Loin d'applaudir la décision du CIO, le président du comité olympique russe Stanislav Pozdniakov, qui avait réclamé une réintégration sans conditions, a lui dénoncé des critères «inacceptables» et «discriminatoires».
À rebours de ses alliés et de son adversaire, l'Ukraine s'est, elle, dite satisfaite de cette annonce, qui n'entérine pas le retour des Russes et Biélorusses lors des JO. «Nous avons réussi à parvenir à ce que la décision sur l'intégration des Russes et des Biélorusses aux Jeux olympiques en 2024 soit reportée», s'est ainsi félicité sur Facebook le ministre ukrainien des Sports, Vadym Goutzaït, toujours désireux de «travailler» pour qu'aucun athlète «patriotique» russe «ne puisse entrer dans les arènes sportives internationales».
Pressé de clarifier sa position sur ce sujet diplomatiquement explosif, le CIO avait annoncé en décembre dernier «explorer des moyens» de ramener les Russes et Biélorusses dans le giron du sport mondial, après avoir recommandé leur exclusion fin février 2022 en raison de l'invasion de l'Ukraine par l'armée russe, avec le soutien du Bélarus voisin.
Après quatre mois de consultations avec l'ensemble du monde olympique, l'instance de Lausanne a choisi de laisser aux fédérations internationales et organisateurs de compétitions la responsabilité première d'inviter ou pas les sportifs des deux pays, se contentant de «recommandations» pour «harmoniser leur approche».

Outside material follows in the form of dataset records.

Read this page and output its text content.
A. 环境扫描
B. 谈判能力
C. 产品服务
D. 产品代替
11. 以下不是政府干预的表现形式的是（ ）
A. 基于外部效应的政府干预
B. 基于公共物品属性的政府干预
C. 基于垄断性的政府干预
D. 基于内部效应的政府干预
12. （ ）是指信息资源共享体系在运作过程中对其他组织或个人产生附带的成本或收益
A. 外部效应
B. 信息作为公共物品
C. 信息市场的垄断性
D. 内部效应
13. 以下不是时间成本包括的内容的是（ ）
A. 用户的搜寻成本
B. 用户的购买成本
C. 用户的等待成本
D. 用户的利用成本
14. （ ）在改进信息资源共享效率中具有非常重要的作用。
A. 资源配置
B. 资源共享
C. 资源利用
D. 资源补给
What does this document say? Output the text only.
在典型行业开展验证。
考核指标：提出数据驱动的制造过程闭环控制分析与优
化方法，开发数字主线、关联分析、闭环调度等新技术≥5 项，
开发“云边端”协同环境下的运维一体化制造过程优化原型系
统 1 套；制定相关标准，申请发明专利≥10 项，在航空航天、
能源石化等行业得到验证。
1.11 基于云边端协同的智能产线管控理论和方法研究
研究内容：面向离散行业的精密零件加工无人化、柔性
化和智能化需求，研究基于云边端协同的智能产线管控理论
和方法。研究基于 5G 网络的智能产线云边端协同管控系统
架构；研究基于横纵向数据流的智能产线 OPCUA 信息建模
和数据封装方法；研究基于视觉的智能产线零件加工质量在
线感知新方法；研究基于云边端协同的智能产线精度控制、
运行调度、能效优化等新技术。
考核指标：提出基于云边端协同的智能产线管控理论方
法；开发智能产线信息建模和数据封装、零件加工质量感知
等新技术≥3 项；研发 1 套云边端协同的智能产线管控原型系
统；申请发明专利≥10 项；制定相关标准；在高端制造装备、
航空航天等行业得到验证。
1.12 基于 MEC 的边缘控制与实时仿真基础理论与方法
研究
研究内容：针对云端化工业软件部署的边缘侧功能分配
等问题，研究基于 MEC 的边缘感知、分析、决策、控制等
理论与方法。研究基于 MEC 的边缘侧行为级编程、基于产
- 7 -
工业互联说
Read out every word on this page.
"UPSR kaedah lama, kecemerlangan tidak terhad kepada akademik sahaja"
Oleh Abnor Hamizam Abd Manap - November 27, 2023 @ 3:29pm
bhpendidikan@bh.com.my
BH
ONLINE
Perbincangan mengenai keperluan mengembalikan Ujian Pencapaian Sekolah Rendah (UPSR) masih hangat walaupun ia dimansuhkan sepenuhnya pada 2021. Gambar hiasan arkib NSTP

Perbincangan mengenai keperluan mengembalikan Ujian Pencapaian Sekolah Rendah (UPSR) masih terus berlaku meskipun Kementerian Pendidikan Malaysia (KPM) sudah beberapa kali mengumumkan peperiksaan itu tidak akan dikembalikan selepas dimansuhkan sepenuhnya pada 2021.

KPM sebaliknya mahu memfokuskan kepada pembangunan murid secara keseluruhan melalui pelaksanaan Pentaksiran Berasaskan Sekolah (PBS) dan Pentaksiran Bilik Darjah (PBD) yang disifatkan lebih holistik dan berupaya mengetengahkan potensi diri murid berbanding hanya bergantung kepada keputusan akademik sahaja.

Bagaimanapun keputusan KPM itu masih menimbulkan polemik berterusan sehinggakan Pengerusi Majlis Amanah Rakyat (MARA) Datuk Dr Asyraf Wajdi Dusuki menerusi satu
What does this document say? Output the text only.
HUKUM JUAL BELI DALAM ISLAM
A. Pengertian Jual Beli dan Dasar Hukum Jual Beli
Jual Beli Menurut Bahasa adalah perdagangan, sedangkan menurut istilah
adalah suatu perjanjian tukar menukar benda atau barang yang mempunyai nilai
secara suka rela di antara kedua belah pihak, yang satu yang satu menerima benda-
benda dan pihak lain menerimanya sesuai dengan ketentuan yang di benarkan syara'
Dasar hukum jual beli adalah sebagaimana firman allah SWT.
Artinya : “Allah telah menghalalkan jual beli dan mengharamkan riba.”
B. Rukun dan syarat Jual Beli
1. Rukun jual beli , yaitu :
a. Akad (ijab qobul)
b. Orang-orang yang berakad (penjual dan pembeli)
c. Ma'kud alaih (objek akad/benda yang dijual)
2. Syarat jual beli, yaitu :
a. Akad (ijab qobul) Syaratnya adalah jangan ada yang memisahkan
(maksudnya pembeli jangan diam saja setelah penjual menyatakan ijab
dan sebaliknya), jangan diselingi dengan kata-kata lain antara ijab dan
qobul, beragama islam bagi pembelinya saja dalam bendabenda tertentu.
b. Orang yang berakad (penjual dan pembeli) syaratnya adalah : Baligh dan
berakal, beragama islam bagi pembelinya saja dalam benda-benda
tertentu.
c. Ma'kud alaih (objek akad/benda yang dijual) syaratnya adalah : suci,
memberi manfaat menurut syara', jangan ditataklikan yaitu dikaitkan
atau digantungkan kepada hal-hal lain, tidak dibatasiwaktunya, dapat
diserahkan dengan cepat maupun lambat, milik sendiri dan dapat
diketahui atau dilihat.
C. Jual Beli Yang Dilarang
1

L'exécutif du CIO suggère ainsi de maintenir l'exclusion de toutes les équipes russes et biélorusses et de limiter le retour en compétition aux sportifs «détenteurs d'un passeport russe ou biélorusse» s'ils concourent à titre «individuel» et sous bannière neutre, respectent les réglementations antidopage et ne soutiennent «pas activement» la guerre en Ukraine, un critère qui s'annonce délicat à apprécier.
L’escrime sous tension
Pour Thomas Bach, la participation des Russes et Biélorusses au circuit professionnel de tennis ou de cyclisme montre que «cela fonctionne déjà», y compris lorsqu'ils doivent affronter des adversaires ukrainiens. Il s'est surtout appuyé sur deux principes martelés depuis plusieurs mois, soit «le refus de toute ingérence politique dans le sport» et «la non-discrimination de tout athlète», qui empêche selon le CIO d'exclure les Russes et Biélorusses sur la seule base de leur passeport.
Laissées dans le flou ces dernières semaines, les fédérations internationales s'étaient déjà emparées de la question en ordre dispersé: jeudi dernier, celle d'athlétisme a confirmé l'exclusion «dans un futur proche» des sportifs des deux pays, alors même que ses épreuves qualificatives pour les prochains Jeux ont débuté. À l'inverse, l'escrime est devenue le 10 mars le premier sport olympique à les réintégrer à partir d'avril (début de sa période de qualification), «sous réserve d'éventuelles recommandations/décisions futures du CIO».
Or, les premières réactions ont illustré l'ampleur des difficultés à surmonter: jeudi dernier, la Fédération allemande d'escrime a ainsi renoncé à l'organisation de l'étape de Coupe du monde de fleuret féminin prévue début mai à Tauberbischofsheim, jugeant qu'il restait «trop de questions ouvertes» sur la réintégration des tireuses exclues. Quelques jours plus tard, la Fédération ukrainienne de la discipline annonçait qu'elle boycotterait toute compétition dans laquelle des sportifs russes et biélorusses seraient engagés. Une menace qui plane plus que jamais sur les JO 2024.